“The arithmetic of good things cancelling out bad things”

Andrew Brown of The Guardian has written a column that people who wrestle with questions of faith and doubt and who try to make sense of justice and suffering, might well find useful. It doesn’t submit easily to the taking of excerpts, but here is a bit that conveys something of his approach.

This is why the idea of resurrection into eternity is central to Christianity: it makes sense precisely because it’s nonsense in earthly terms. We can’t imagine what it could be like.

It’s easy enough to imagine heaven or hell as a continuation of experience – for shorthand, look at the end of the Narnia sequence. But that can’t be right. Experience so far as we can tell depends on a physical substrate. No brain, no experience. (I might say that my recent flirtation with death convinced me still more that the idea of an afterlife is incoherent nonsense).

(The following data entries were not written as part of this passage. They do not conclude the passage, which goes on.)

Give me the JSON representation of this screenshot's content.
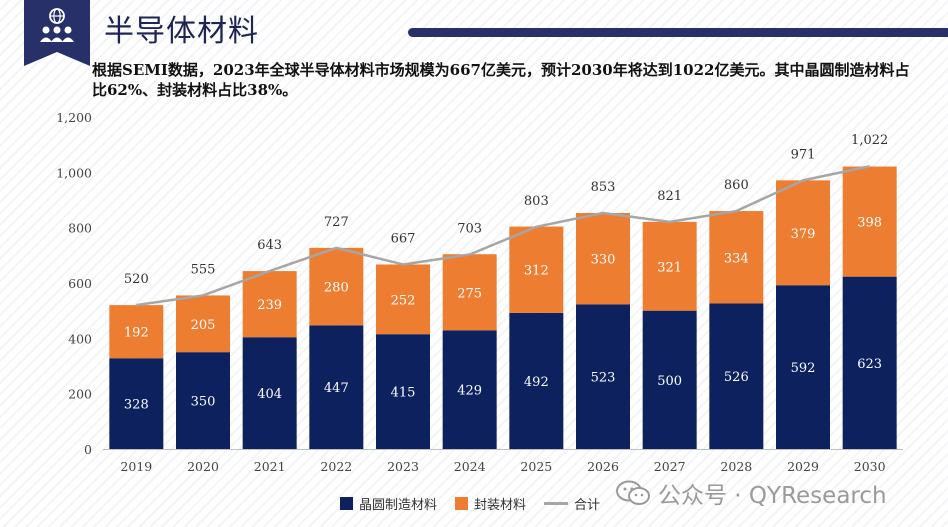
{
  "header": {
    "title": "半导体材料",
    "description": "根据SEMI数据，2023年全球半导体材料市场规模为667亿美元，预计2030年将达到1022亿美元。其中晶圆制造材料占比62%、封装材料占比38%。"
  },
  "watermark": {
    "text": "公众号 · QYResearch"
  },
  "colors": {
    "wafer": "#0c215e",
    "packaging": "#ed7d31",
    "total_line": "#a6a6a6",
    "title_dark": "#28306a"
  },
  "chart_data": {
    "type": "bar",
    "stacked": true,
    "categories": [
      "2019",
      "2020",
      "2021",
      "2022",
      "2023",
      "2024",
      "2025",
      "2026",
      "2027",
      "2028",
      "2029",
      "2030"
    ],
    "series": [
      {
        "name": "晶圆制造材料",
        "values": [
          328,
          350,
          404,
          447,
          415,
          429,
          492,
          523,
          500,
          526,
          592,
          623
        ]
      },
      {
        "name": "封装材料",
        "values": [
          192,
          205,
          239,
          280,
          252,
          275,
          312,
          330,
          321,
          334,
          379,
          398
        ]
      }
    ],
    "total": {
      "name": "合计",
      "values": [
        520,
        555,
        643,
        727,
        667,
        703,
        803,
        853,
        821,
        860,
        971,
        1022
      ],
      "labels": [
        "520",
        "555",
        "643",
        "727",
        "667",
        "703",
        "803",
        "853",
        "821",
        "860",
        "971",
        "1,022"
      ]
    },
    "ylim": [
      0,
      1200
    ],
    "yticks": [
      0,
      200,
      400,
      600,
      800,
      1000,
      1200
    ],
    "ytick_labels": [
      "0",
      "200",
      "400",
      "600",
      "800",
      "1,000",
      "1,200"
    ],
    "grid": false,
    "legend_position": "bottom"
  }
}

In any case, the idea of heaven or hell or purgatory brings us back to the arithmetic of good things cancelling out bad things; and as soon as you think about concrete cases, that’s absurd: how many millenniums in purgatory would Jimmy Savile have to spend to make right what he allegedly did to young girls? Even popes don’t presume to answer such questions these days.

What do you think of Brown’s consideration of these big questions. (And can you imagine a U. S. newspaper keeping someone on its staff to wrestle with these kinds of issues?)